Last week I lost my three-year-old son in the library for 60 seconds. If you are a parent, you know that when your child is lost, seconds are minutes and minutes are hours. A slow motion nightmare.
When I found him, his face was covered with tears, a panic on his face I’d never seen. “There’s your mom!” exclaimed the librarian, shaming me.
In my arms, his hysteria only heightened. I thought I lost you. I thought I lost you. I couldn’t find you anywhere! he repeated over and over again, tears streaming down his face.
“You can never lose me,” I lied. “I am always with you, I will never leave you. Nothing bad will ever happen to you.”
Two years ago today, 20-year-old Adam Lanza shot and killed 20 children and 6 adult staff members at Sandy Hook Elementary School while the rest of us Christmas shopped and fought with our mothers. It knocked us over as a nation, as parents, as people who try to convince ourselves that schools are safe and people are mostly kind.
To be perfectly blunt, the sickness of it was almost too much to bear. Some of us turned off our TVs, changed the subject, kept Christmas shopping. Others of us were paralyzed with fear and grief. We couldn’t turn off the news or keep from repeating their names.
We wept for days.
This past fall, my friend Suzie passed a mother putting her young son on the schoolbus for the first time. His frame was small, his backpack too big for his body. She watched as the mother said goodbye, holding back her tears.
She said, “It was one of the bravest things I’ve ever seen.”
Today we remember Charlotte and Daniel. Rachel and Olivia.
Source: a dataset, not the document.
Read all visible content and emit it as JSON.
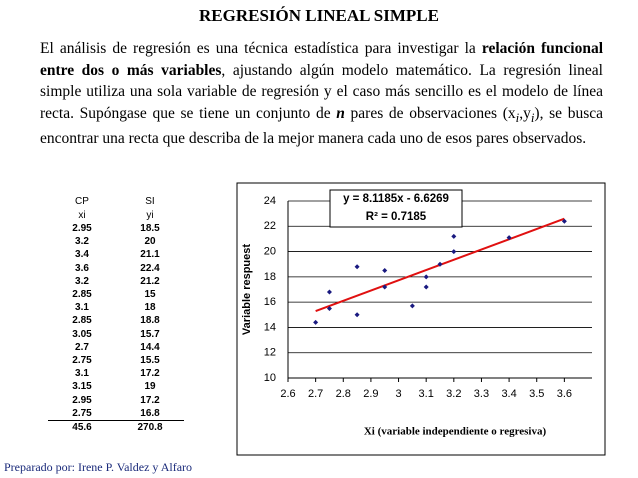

We remember Josephine, Ana, Dylan, and Dawn. Madeleine, Catherine, Chase, and Jesse. James, Grace, Anne, and Emilie. We remember Jack and Noah. Caroline and Jessica. Avielle, Lauren, Mary, and Victoria. We remember Benjamin. We remember Allison.
We remember their lives, whisper their names.
In sorrow, may we find peace. In grief, some small joys.
We hold their families in the light today.